Nobel Peace Prize 2006

By ET

is given to Muhammad Yunus and Grameen Bank for their efforts to create economic and social development from below.

In the press release from sweden:

Loans to poor people without any financial security had appeared to be an impossible idea. From modest beginnings three decades ago, Yunus has, first and foremost through Grameen Bank, developed micro-credit into an ever more important instrument in the struggle against poverty. Grameen Bank has been a source of ideas and models for the many institutions in the field of micro-credit that have sprung up around the world.

The fundamental idea of this micro-credit mechanism is actually quite intriguing from the perspective of economics.

First of all, it puts trust into people who have no ways to show their trustworthiness. This demands a great leap of faith in people. In general financing situations, the lending party uses all kinds of means to ensure that when anything goes wrong, the borrowing party is liable and can be hold responsible for the problem. Usually, the borrowing party has to put his/her assets (house, business or other valuable financial assets like bonds, etc.) down. When the borrowing party does not own anything, a collateral is needed to take up the responsibility. However, in poor economies, a collateral is not so easy to find. Not only it is implausible for individuals to take up all the risk of financing people who own nothing, but these poorest people seldom know any one who are able to offer the help. In a perfectly rational system, offering loans to these people is simply impossible, as there is obvious benefit for people to borrow money, but the cost (at least monetary cost) too them is minimal. Even with a strong legal system, it is simply not economically viable for the banks to loan to these people — suppose you can put anyone who can not repay to jail, the bank still lose the money. This is why I was so amazed to learn about this mechanism when I first read about the idea of the Grameen Bank (from an article written by Jean-Jacques Laffont: Laffont, Jean-Jacques, 2003. “Collusion and group lending with adverse selection,” Journal of Development Economics, Elsevier, vol. 70(2), pages 329-348, April.)

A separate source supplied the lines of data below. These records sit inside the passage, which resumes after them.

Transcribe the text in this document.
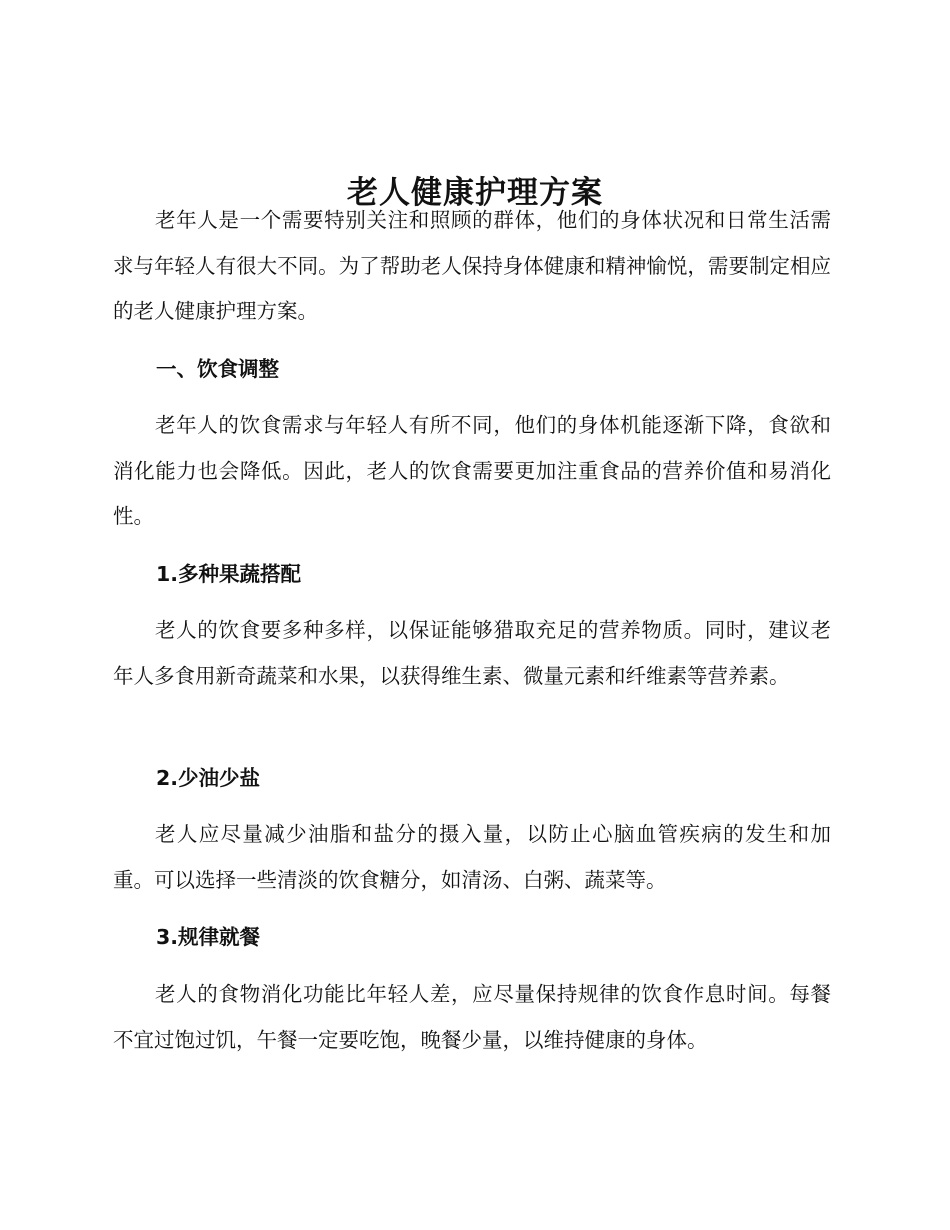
老人健康护理方案

老年人是一个需要特别关注和照顾的群体，他们的身体状况和日常生活需求与年轻人有很大不同。为了帮助老人保持身体健康和精神愉悦，需要制定相应的老人健康护理方案。

一、饮食调整

老年人的饮食需求与年轻人有所不同，他们的身体机能逐渐下降，食欲和消化能力也会降低。因此，老人的饮食需要更加注重食品的营养价值和易消化性。

1.多种果蔬搭配

老人的饮食要多种多样，以保证能够猎取充足的营养物质。同时，建议老年人多食用新奇蔬菜和水果，以获得维生素、微量元素和纤维素等营养素。

2.少油少盐

老人应尽量减少油脂和盐分的摄入量，以防止心脑血管疾病的发生和加重。可以选择一些清淡的饮食糖分，如清汤、白粥、蔬菜等。

3.规律就餐

老人的食物消化功能比年轻人差，应尽量保持规律的饮食作息时间。每餐不宜过饱过饥，午餐一定要吃饱，晚餐少量，以维持健康的身体。
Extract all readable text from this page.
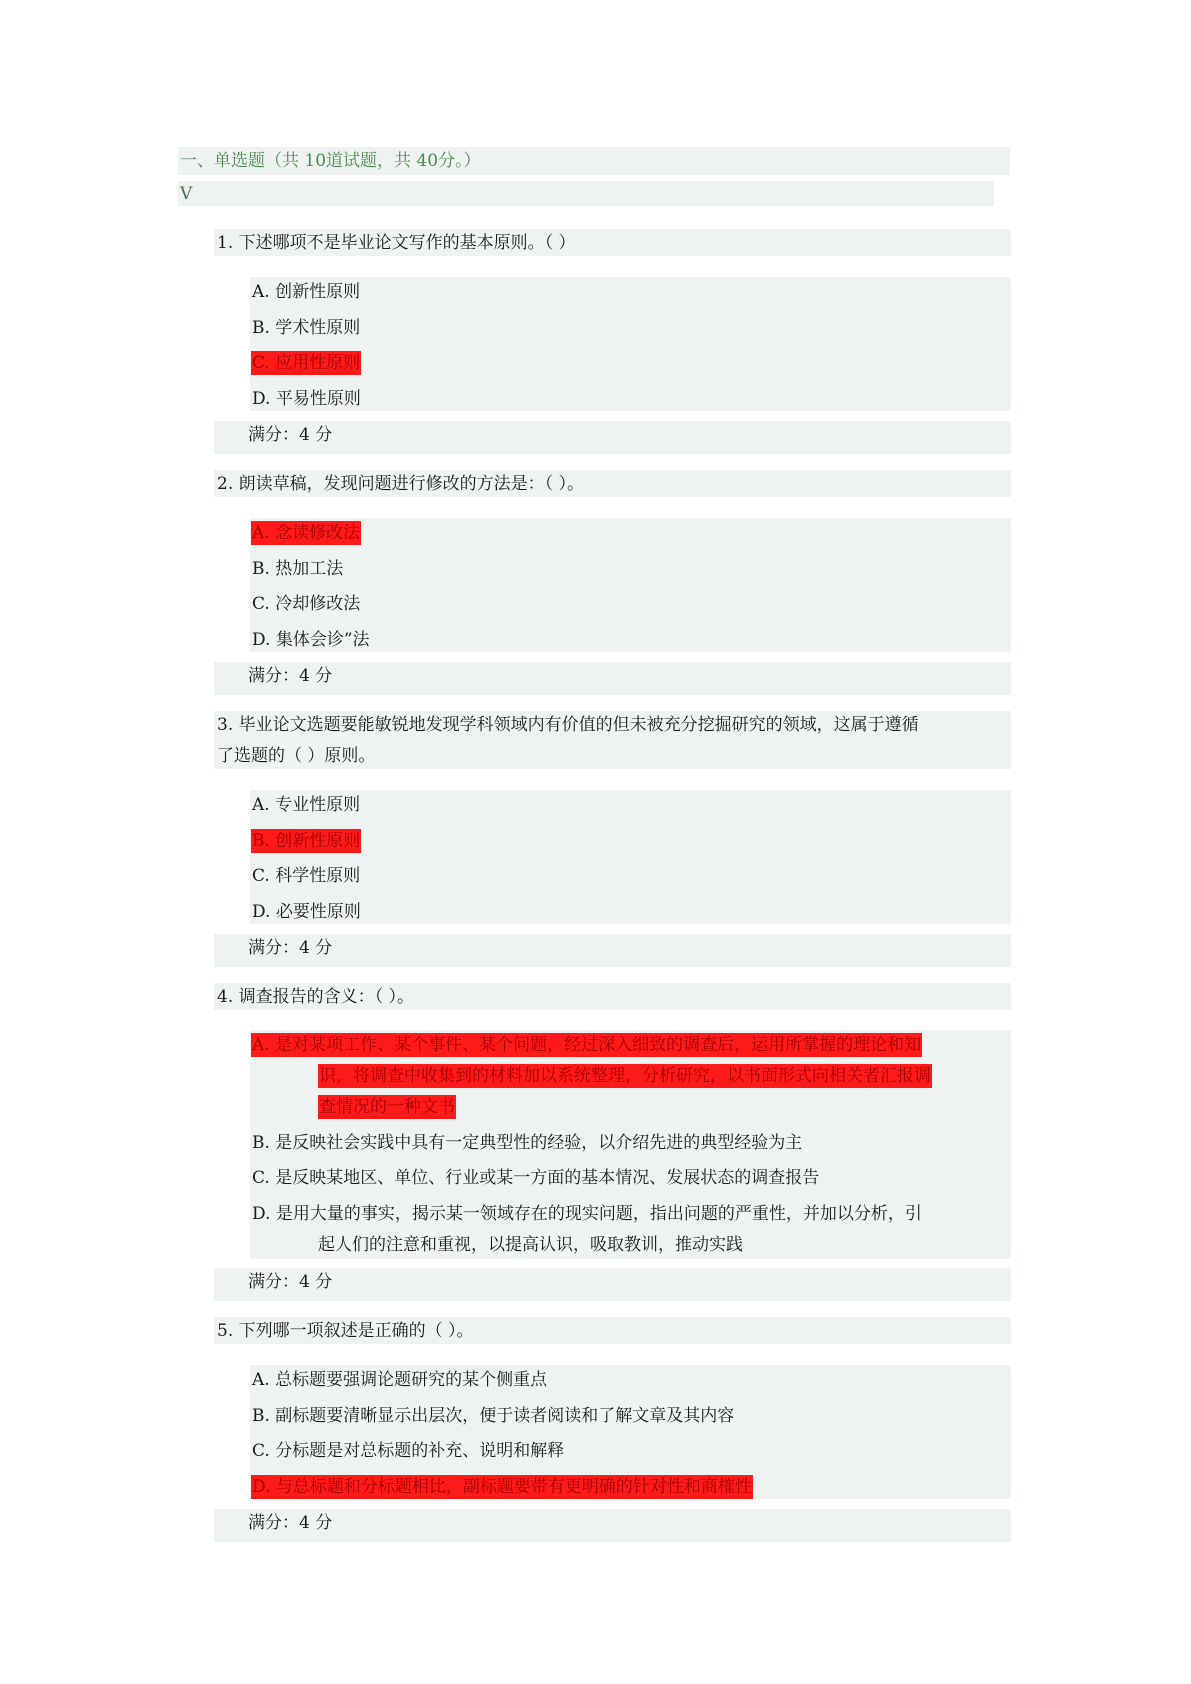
一、单选题（共 10道试题，共 40分。）
V
1. 下述哪项不是毕业论文写作的基本原则。（ ）
A. 创新性原则
B. 学术性原则
C. 应用性原则
D. 平易性原则
满分：4 分
2. 朗读草稿，发现问题进行修改的方法是：（ ）。
A. 念读修改法
B. 热加工法
C. 冷却修改法
D. 集体会诊”法
满分：4 分
3. 毕业论文选题要能敏锐地发现学科领域内有价值的但未被充分挖掘研究的领域，这属于遵循
了选题的（ ）原则。
A. 专业性原则
B. 创新性原则
C. 科学性原则
D. 必要性原则
满分：4 分
4. 调查报告的含义：（ ）。
A. 是对某项工作、某个事件、某个问题，经过深入细致的调查后，运用所掌握的理论和知
识，将调查中收集到的材料加以系统整理，分析研究，以书面形式向相关者汇报调
查情况的一种文书
B. 是反映社会实践中具有一定典型性的经验，以介绍先进的典型经验为主
C. 是反映某地区、单位、行业或某一方面的基本情况、发展状态的调查报告
D. 是用大量的事实，揭示某一领域存在的现实问题，指出问题的严重性，并加以分析，引
起人们的注意和重视，以提高认识，吸取教训，推动实践
满分：4 分
5. 下列哪一项叙述是正确的（ ）。
A. 总标题要强调论题研究的某个侧重点
B. 副标题要清晰显示出层次，便于读者阅读和了解文章及其内容
C. 分标题是对总标题的补充、说明和解释
D. 与总标题和分标题相比，副标题要带有更明确的针对性和商榷性
满分：4 分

The major consequence of not being able to offer loans to these people is that a great amount of social welfare can not be realized. These people not owning any assets does not mean they do not possess the ability to create social value. Given enough startup funds (and in the cases for the poor, usually not much is needed), they can generate enterprise that may benefit others and most importantly of all, may sustain themselves and their families. People often attribute the power of the small and medium enterprises and the sustainable development of the developed economies to the availability of financial support from loans and venture capitals. Without the $100,000 check written by Larry Ellison on the breakfast table for Google, we will not be able to use the wonderful services now. There are so many examples to show the importance of financing the “talented but poor”.

The Grameen Bank idea implements incentive mechanisms to ensure the repayments in an innovative way. The basic idea is to offer group-lending contracts with joint liability. Traditionally, the role of taking care of the poor lies in the governments, there are many setbacks associated with this appoach. Inefficiency, corruption, mis-management, etc. are not the focus of this article. The point is that centralized decision-making, though theoretically interesting, does not function so well in the real world. The value of Grameen Bank lies in the possibility to use market-based forces to help the poor.